UPSC » Economy Notes » Depository Receipts

Depository Receipts

Check out the details about Depository Receipts.

Introduction

  • Depository receipts are negotiable instruments, issued by a bank representing the share of a foreign company traded on a local stock exchange.
  • It is a type of physical certificate through which investors can hold shares in the equity of other countries.

 

Features of Depository Receipts

  • It allows investors to diversify their portfolios and purchase shares in foreign companies.
  • Depositary receipts give investors the advantages and rights of the underlying shares, such as dividends, voting rights, and access to markets they might not otherwise have.
  • Depositary receipts are more convenient and affordable than buying stocks on foreign exchanges.
  • Depository receipts facilitate companies (Multinational) raising funds for business and encourage international investment. 
  • The liquidity of depository receipts is low as there are not many buyers and sellers.
  • The currency risk associated with the underlying shares in another nation is not eliminated by depositary receipts, such as American Depository Receipts (ADRs).

 

Types of Depository Receipts

  • American Depository Receipts: It is a negotiable instrument or certificate issued by a U.S. bank representing shares of a  foreign company.
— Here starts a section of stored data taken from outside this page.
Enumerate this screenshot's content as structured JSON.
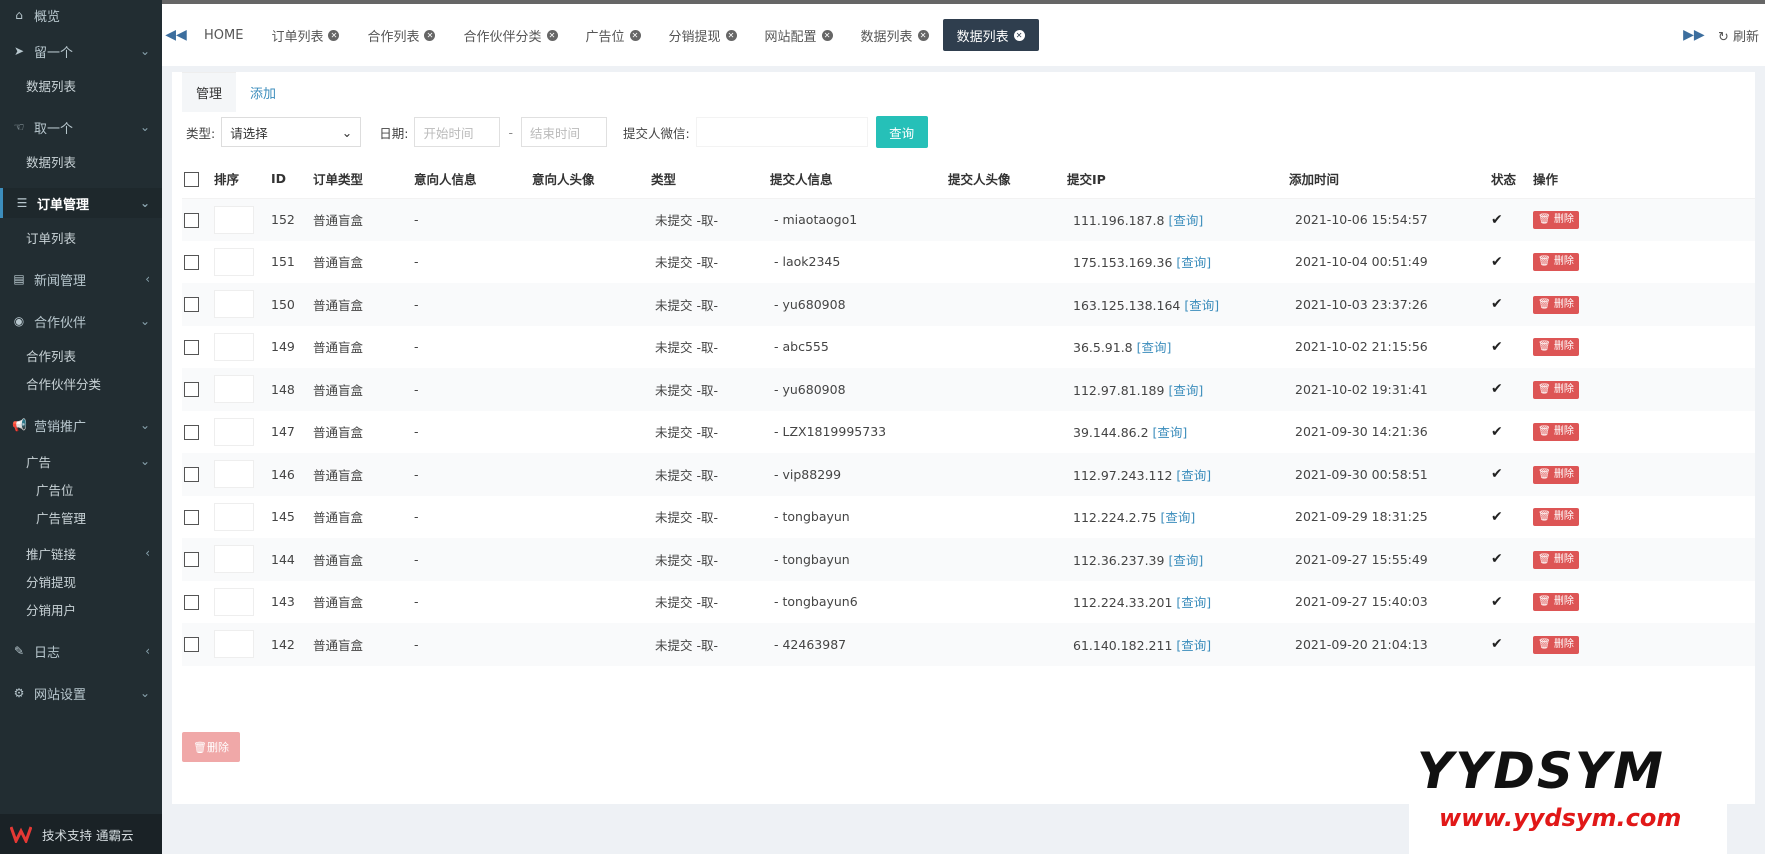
{
  "sidebar": {
    "items": [
      {
        "label": "概览",
        "icon": "home-icon",
        "type": "top"
      },
      {
        "label": "留一个",
        "icon": "send-icon",
        "type": "group",
        "chevron": "⌄"
      },
      {
        "label": "数据列表",
        "type": "sub"
      },
      {
        "label": "取一个",
        "icon": "hand-icon",
        "type": "group",
        "chevron": "⌄"
      },
      {
        "label": "数据列表",
        "type": "sub"
      },
      {
        "label": "订单管理",
        "icon": "list-icon",
        "type": "group",
        "chevron": "⌄",
        "active": true
      },
      {
        "label": "订单列表",
        "type": "sub"
      },
      {
        "label": "新闻管理",
        "icon": "news-icon",
        "type": "group",
        "chevron": "‹"
      },
      {
        "label": "合作伙伴",
        "icon": "eye-icon",
        "type": "group",
        "chevron": "⌄"
      },
      {
        "label": "合作列表",
        "type": "sub"
      },
      {
        "label": "合作伙伴分类",
        "type": "sub"
      },
      {
        "label": "营销推广",
        "icon": "bullhorn-icon",
        "type": "group",
        "chevron": "⌄"
      },
      {
        "label": "广告",
        "type": "sub",
        "chevron": "⌄"
      },
      {
        "label": "广告位",
        "type": "sub2"
      },
      {
        "label": "广告管理",
        "type": "sub2"
      },
      {
        "label": "推广链接",
        "type": "sub",
        "chevron": "‹"
      },
      {
        "label": "分销提现",
        "type": "sub"
      },
      {
        "label": "分销用户",
        "type": "sub"
      },
      {
        "label": "日志",
        "icon": "edit-icon",
        "type": "group",
        "chevron": "‹"
      },
      {
        "label": "网站设置",
        "icon": "sitemap-icon",
        "type": "group",
        "chevron": "⌄"
      }
    ],
    "footer": "技术支持 通霸云"
  },
  "topbar": {
    "tabs": [
      "HOME",
      "订单列表",
      "合作列表",
      "合作伙伴分类",
      "广告位",
      "分销提现",
      "网站配置",
      "数据列表",
      "数据列表"
    ],
    "active_tab_index": 8,
    "refresh_label": "刷新"
  },
  "subtabs": {
    "manage": "管理",
    "add": "添加"
  },
  "filters": {
    "type_label": "类型:",
    "type_value": "请选择",
    "date_label": "日期:",
    "start_placeholder": "开始时间",
    "separator": "-",
    "end_placeholder": "结束时间",
    "wechat_label": "提交人微信:",
    "query_button": "查询"
  },
  "table": {
    "headers": [
      "排序",
      "ID",
      "订单类型",
      "意向人信息",
      "意向人头像",
      "类型",
      "提交人信息",
      "提交人头像",
      "提交IP",
      "添加时间",
      "状态",
      "操作"
    ],
    "query_link": "[查询]",
    "delete_label": "删除",
    "rows": [
      {
        "id": "152",
        "order_type": "普通盲盒",
        "intent": "-",
        "kind": "未提交 -取-",
        "submitter": "- miaotaogo1",
        "ip": "111.196.187.8",
        "time": "2021-10-06 15:54:57"
      },
      {
        "id": "151",
        "order_type": "普通盲盒",
        "intent": "-",
        "kind": "未提交 -取-",
        "submitter": "- laok2345",
        "ip": "175.153.169.36",
        "time": "2021-10-04 00:51:49"
      },
      {
        "id": "150",
        "order_type": "普通盲盒",
        "intent": "-",
        "kind": "未提交 -取-",
        "submitter": "- yu680908",
        "ip": "163.125.138.164",
        "time": "2021-10-03 23:37:26"
      },
      {
        "id": "149",
        "order_type": "普通盲盒",
        "intent": "-",
        "kind": "未提交 -取-",
        "submitter": "- abc555",
        "ip": "36.5.91.8",
        "time": "2021-10-02 21:15:56"
      },
      {
        "id": "148",
        "order_type": "普通盲盒",
        "intent": "-",
        "kind": "未提交 -取-",
        "submitter": "- yu680908",
        "ip": "112.97.81.189",
        "time": "2021-10-02 19:31:41"
      },
      {
        "id": "147",
        "order_type": "普通盲盒",
        "intent": "-",
        "kind": "未提交 -取-",
        "submitter": "- LZX1819995733",
        "ip": "39.144.86.2",
        "time": "2021-09-30 14:21:36"
      },
      {
        "id": "146",
        "order_type": "普通盲盒",
        "intent": "-",
        "kind": "未提交 -取-",
        "submitter": "- vip88299",
        "ip": "112.97.243.112",
        "time": "2021-09-30 00:58:51"
      },
      {
        "id": "145",
        "order_type": "普通盲盒",
        "intent": "-",
        "kind": "未提交 -取-",
        "submitter": "- tongbayun",
        "ip": "112.224.2.75",
        "time": "2021-09-29 18:31:25"
      },
      {
        "id": "144",
        "order_type": "普通盲盒",
        "intent": "-",
        "kind": "未提交 -取-",
        "submitter": "- tongbayun",
        "ip": "112.36.237.39",
        "time": "2021-09-27 15:55:49"
      },
      {
        "id": "143",
        "order_type": "普通盲盒",
        "intent": "-",
        "kind": "未提交 -取-",
        "submitter": "- tongbayun6",
        "ip": "112.224.33.201",
        "time": "2021-09-27 15:40:03"
      },
      {
        "id": "142",
        "order_type": "普通盲盒",
        "intent": "-",
        "kind": "未提交 -取-",
        "submitter": "- 42463987",
        "ip": "61.140.182.211",
        "time": "2021-09-20 21:04:13"
      }
    ]
  },
  "bottom": {
    "delete_button": "删除"
  },
  "watermark": {
    "brand": "YYDSYM",
    "url": "www.yydsym.com"
  },
  "colors": {
    "sidebar_bg": "#222d32",
    "accent": "#26c0b8",
    "danger": "#dd5555",
    "active_tab": "#2f3e4e"
  }
}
ADR facilitates investors in the U.S. to purchase shares of overseas companies.
  • Global Depository Receipts: It is a tradable financial instrument or security that represents shares of a foreign company traded on two or more global stock exchanges. 
  • Note: ADR facilitates  trading of the shares of overseas companies in stock exchanges in the U.S. Only while GDR facilitates trading of the shares of overseas companies in two or more stock exchanges globally. 

 

Process of Issuance of Depository Receipts

  • At first, to purchase a depository receipt an investor is required to communicate with a broker in a local bank (depository bank). 
  • The depository bank in the investor’s home country will make an assessment of foreign security before buying the security/shares. 
  • The broker in the depositary bank will procure the shares either on the local stock exchange or in the foreign stock exchange by using another broker in a foreign bank (custodian bank).
  • After the procurement of the shares, the depositary bank will ask the shares to be delivered to the custodian bank.
  • After receiving the shares by the custodian bank it will be issued to the depositary bank as a depositary receipt that is traded on the bank’s local stock exchange.
  • After that, the broker will deliver the shares to the investor.